We also analyzed the contribution of each nucleotide by plotting the mean of absolute SHAP values on the test set for a single nucleotide, dinucleotide, and trinucleotide (codon). The higher mean of absolute SHAP values indicates the higher impact of that genetic code (Figure 8). For lncRNA, we found that the top three codons with the highest contribution were all stop codons (TAA, TGA, TTA), and for mRNA, the top three were the stop codon, start codon, and arginine (TGA, ATG, CGA). For dinucleotide, CG has the highest mean of absolute SHAP values for classifying as mRNA, which is consistent with those of (Ulveling et al., 2014).

FIGURE 8

Mean of absolute SHAP values for (A) single nucleotide, (B) dinucleotide, and (C) trinucleotide, indicating the impact of each genetic code on the model prediction as lncRNA or mRNA.

As recent studies found that some putative lncRNAs contain a short open reading frame (sORF) (Hartford and Lal, 2020), we further analyzed the association of lncRNAs and sORF using the explanation results of Xlnc1DCNN. Some false negative sequences were randomly selected and checked if they contained sORF using MetamORF (Choteau et al., 2021).

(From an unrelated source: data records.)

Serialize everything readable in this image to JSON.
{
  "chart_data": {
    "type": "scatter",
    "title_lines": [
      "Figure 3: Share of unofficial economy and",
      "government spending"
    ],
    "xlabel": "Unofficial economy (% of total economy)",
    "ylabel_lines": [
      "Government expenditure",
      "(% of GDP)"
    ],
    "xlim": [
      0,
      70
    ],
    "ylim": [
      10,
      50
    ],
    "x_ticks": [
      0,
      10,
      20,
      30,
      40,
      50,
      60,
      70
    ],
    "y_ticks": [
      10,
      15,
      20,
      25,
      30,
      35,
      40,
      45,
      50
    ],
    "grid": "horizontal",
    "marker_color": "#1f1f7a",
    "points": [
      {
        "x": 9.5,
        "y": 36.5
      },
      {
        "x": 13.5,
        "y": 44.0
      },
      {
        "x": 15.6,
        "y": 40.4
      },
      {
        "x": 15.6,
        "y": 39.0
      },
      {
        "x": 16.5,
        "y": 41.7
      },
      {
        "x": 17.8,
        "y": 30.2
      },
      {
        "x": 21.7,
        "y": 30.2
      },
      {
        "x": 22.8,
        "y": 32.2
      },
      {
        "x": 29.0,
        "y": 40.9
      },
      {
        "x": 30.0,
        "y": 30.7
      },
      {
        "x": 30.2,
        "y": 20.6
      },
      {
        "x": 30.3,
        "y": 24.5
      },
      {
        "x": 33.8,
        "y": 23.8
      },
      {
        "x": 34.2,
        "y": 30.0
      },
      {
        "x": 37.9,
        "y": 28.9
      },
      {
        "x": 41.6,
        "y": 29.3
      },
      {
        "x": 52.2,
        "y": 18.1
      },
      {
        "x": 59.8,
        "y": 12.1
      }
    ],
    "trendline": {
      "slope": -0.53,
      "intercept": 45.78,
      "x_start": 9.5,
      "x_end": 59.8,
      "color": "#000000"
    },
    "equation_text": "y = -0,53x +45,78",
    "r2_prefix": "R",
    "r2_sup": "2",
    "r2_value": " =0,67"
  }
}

While MetamORF found sORFs in some of these sequences, the reported regions of these sORFs did not correspond to the important regions highlighted by the explanation results.

5 Conclusion

In this study, we proposed Xlnc1DCNN, a simple but effective 1D-CNN model for classifying and explaining lncRNA and protein-coding transcripts. We have shown that using 1D-CNN as a feature extractor can lead to a better prediction performance than other existing tools using traditional feature extraction methods. The explanation results provided insights into what the model learned to distinguish the lncRNA from protein-coding transcripts. The transmembrane helix region highlighted by the explanation results of several true positive lncRNA transcripts agreed with the recent findings of transmembrane microproteins within lncRNAs. Disordered proteins without any important regions highlighted in the explanation results were misclassified as lncRNAs. Several explanation results of lncRNA misclassified as protein-coding transcripts contained important regions that correspond to protein domains or families in Pfam and/or InterPro. These insights revealed the complexity of long non-coding RNAs and the need to evaluate cross-referenced gene annotation among public databases periodically.